Despite the fact that additional sub-counties received favorable assessments, the four garnered overwhelming approval, with some teams indicating specific zones and schools where the accommodations should be made.
On September 5th of last year, the Principal Secretary for Interior Services despatched five teams for a countrywide data collection exercise intended at examining hardship areas for public servants.
Representatives from the Ministries of Public Service and Gender, Interior and National Government Coordination, Education, the National Treasury, and Planning made up the teams.
The Kenya National Bureau of Statistics, the Public Service Commission, the Teachers Service Commission, the Council of Governors, the Commission on Revenue Allocation, the Salaries and Remuneration Commission, and the Judiciary were also sent to various counties to gather data.
The exercise was a follow-up to the first phase, which the Technical Committee concluded in fiscal year 2020/2021.
The Technical Committee finished phase I of the exercise in fiscal year 2020/21, according to the PS.
During recruitment and deployment, TSC promises to take into account areas where teachers are in short supply.
Phase II of the experiment, however, was not able to be completed in the same year due to financial constraints.’
Lamu, Kilifi, and Kwale counties were visited by the officers. Chonyi, in Kilifi County, and Lungalunga, in Kwale County, were deemed to be among the hardest-hit places.
Laikipia, Meru North (Nyambene), Tharaka Nithi (Tharaka, Marimanti), and Nyandarua were among the other places visited (Nyahururu).
West Pokot, Turkana, Elgeyo-Marakwet, Baringo, Suba, Nyatike, Seme, and Tinderet were also visited.
Kitui North (Mutha), Kitui South (Endau and Malalani), Kitui East and Mwingi North (Kaningo), and Kalama locations in Garissa, Wajir, and Mandera counties, as well as Kitui North (Mutha), Kitui South (Endau and Malalani), Kitui East and Mwingi North (Kaningo), and Kalama counties, were all visited.
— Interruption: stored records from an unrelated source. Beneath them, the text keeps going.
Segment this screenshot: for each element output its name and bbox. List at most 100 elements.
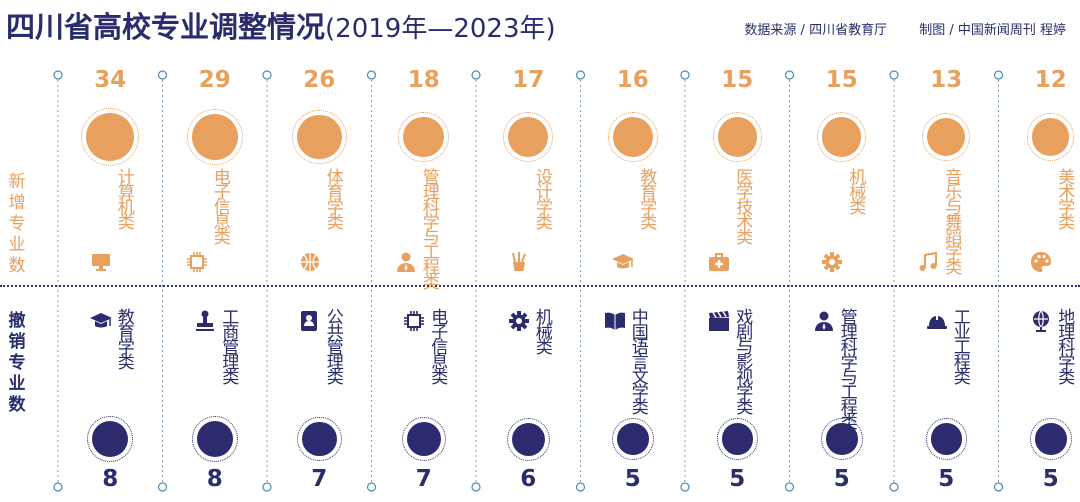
guide-line-endpoint <box>993 70 1004 80</box>
guide-line-endpoint <box>262 70 272 80</box>
removed-category-label: 教育学类 <box>113 308 134 368</box>
chart-column: 16 教育学类 中国语言文学类 5 <box>583 0 683 502</box>
removed-value-label: 7 <box>311 466 328 492</box>
globe-icon <box>1029 309 1053 333</box>
removed-bubble <box>930 423 962 455</box>
removed-value-label: 8 <box>206 466 223 492</box>
added-category-label: 设计学类 <box>531 168 552 228</box>
chart-column: 15 医学技术类戏剧与影视学类 5 <box>687 0 787 502</box>
chart-column: 15 机械类 管理科学与工程类 5 <box>792 0 892 502</box>
added-category-label: 机械类 <box>845 168 866 213</box>
removed-category-label: 戏剧与影视学类 <box>732 308 753 413</box>
guide-line-endpoint <box>993 482 1004 492</box>
removed-bubble-ring <box>716 418 758 460</box>
added-category-label: 美术学类 <box>1054 168 1075 228</box>
removed-bubble <box>617 423 649 455</box>
added-category-label: 教育学类 <box>636 168 657 228</box>
gear-icon <box>820 250 844 274</box>
removed-value-label: 6 <box>520 466 537 492</box>
graduation-cap-icon <box>611 250 635 274</box>
document-person-icon <box>298 309 322 333</box>
added-category-label: 音乐与舞蹈学类 <box>941 168 962 273</box>
hard-hat-icon <box>925 309 949 333</box>
removed-bubble-ring <box>506 417 550 461</box>
person-icon <box>394 250 418 274</box>
guide-line-endpoint <box>157 70 168 80</box>
gear-icon <box>507 309 531 333</box>
added-value-label: 34 <box>94 67 127 93</box>
added-bubble <box>927 117 966 157</box>
guide-line-endpoint <box>784 482 795 492</box>
added-bubble <box>403 116 445 158</box>
guide-line-endpoint <box>575 482 586 492</box>
added-value-label: 26 <box>303 67 336 93</box>
added-value-label: 12 <box>1034 67 1067 93</box>
removed-value-label: 8 <box>102 466 119 492</box>
removed-bubble-ring <box>821 418 863 460</box>
basketball-icon <box>298 250 322 274</box>
added-bubble-ring <box>1027 113 1075 161</box>
removed-bubble <box>92 421 129 457</box>
chart-column: 17 设计学类 机械类 6 <box>478 0 578 502</box>
guide-line-endpoint <box>889 482 899 492</box>
removed-value-label: 5 <box>729 466 746 492</box>
data-source: 数据来源 / 四川省教育厅 <box>744 23 888 38</box>
added-bubble-ring <box>712 112 762 162</box>
added-bubble-ring <box>291 109 347 165</box>
chart-column: 12 美术学类 地理科学类 5 <box>1001 0 1080 502</box>
clapperboard-icon <box>707 309 731 333</box>
removed-row-label: 撤销专业数 <box>8 311 26 415</box>
palette-icon <box>1029 250 1053 274</box>
added-bubble-ring <box>607 112 658 162</box>
chart-column: 34 计算机类教育学类 8 <box>60 0 160 502</box>
removed-bubble <box>721 423 753 455</box>
guide-line-endpoint <box>157 482 168 492</box>
music-note-icon <box>916 250 940 274</box>
added-category-label: 体育学类 <box>322 168 343 228</box>
added-bubble-ring <box>817 112 867 162</box>
added-bubble <box>191 113 238 160</box>
removed-bubble <box>406 421 441 457</box>
removed-bubble <box>196 421 233 457</box>
added-category-label: 计算机类 <box>113 168 134 228</box>
chart-column: 18 管理科学与工程类 电子信息类 7 <box>374 0 474 502</box>
removed-bubble-ring <box>1030 418 1072 460</box>
chip-icon <box>185 250 209 274</box>
removed-bubble-ring <box>87 416 134 462</box>
added-category-label: 医学技术类 <box>732 168 753 243</box>
removed-category-label: 工业工程类 <box>949 308 970 383</box>
added-bubble <box>296 114 342 160</box>
added-value-label: 15 <box>721 67 754 93</box>
removed-bubble-ring <box>297 416 342 462</box>
guide-line-endpoint <box>366 482 377 492</box>
chip-icon <box>402 309 426 333</box>
added-value-label: 18 <box>407 67 440 93</box>
guide-line-endpoint <box>53 70 63 80</box>
brush-icon <box>507 250 531 274</box>
removed-category-label: 地理科学类 <box>1054 308 1075 383</box>
added-bubble-ring <box>398 111 450 163</box>
added-value-label: 29 <box>198 67 231 93</box>
guide-line-endpoint <box>262 482 272 492</box>
removed-category-label: 机械类 <box>531 308 552 353</box>
chart-column: 13 音乐与舞蹈学类 工业工程类 5 <box>896 0 996 502</box>
added-category-label: 管理科学与工程类 <box>418 168 439 288</box>
guide-line-endpoint <box>680 70 690 80</box>
added-bubble <box>612 117 653 157</box>
added-bubble-ring <box>186 108 243 165</box>
added-category-label: 电子信息类 <box>209 168 230 243</box>
added-bubble <box>86 113 135 161</box>
removed-bubble-ring <box>191 416 238 462</box>
removed-value-label: 5 <box>624 466 641 492</box>
monitor-icon <box>89 250 113 274</box>
removed-bubble <box>1035 423 1067 455</box>
added-value-label: 13 <box>930 67 963 93</box>
removed-bubble-ring <box>925 418 967 460</box>
removed-value-label: 5 <box>833 466 850 492</box>
added-value-label: 15 <box>825 67 858 93</box>
added-bubble <box>717 117 757 157</box>
removed-value-label: 7 <box>415 466 432 492</box>
added-bubble <box>822 117 862 157</box>
added-bubble <box>1032 118 1070 156</box>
Murang’a (Kakuzi, Maragua), Kiambu (Ndeiya), Nakuru (Mbogoni and Makongeni), and Nyeri are among the others (Kieni).
TSC CEO Nancy Macharia stated on Tuesday that the teacher shortage, particularly in the North-East, is caused by frequent terrorist attacks that force instructors to quit the area.
Apart from terrorist attacks, Macharia pointed out that the country’s teacher shortage is due to underfunding by the government.
She encouraged teachers who had retired at the age of 60 but hadn’t yet turned 65 to apply for jobs in the North-Eastern region.
Dr. Macharia also urged the government to hire 40, 000 more teachers and provide financing for the hiring of interns and permanent teachers.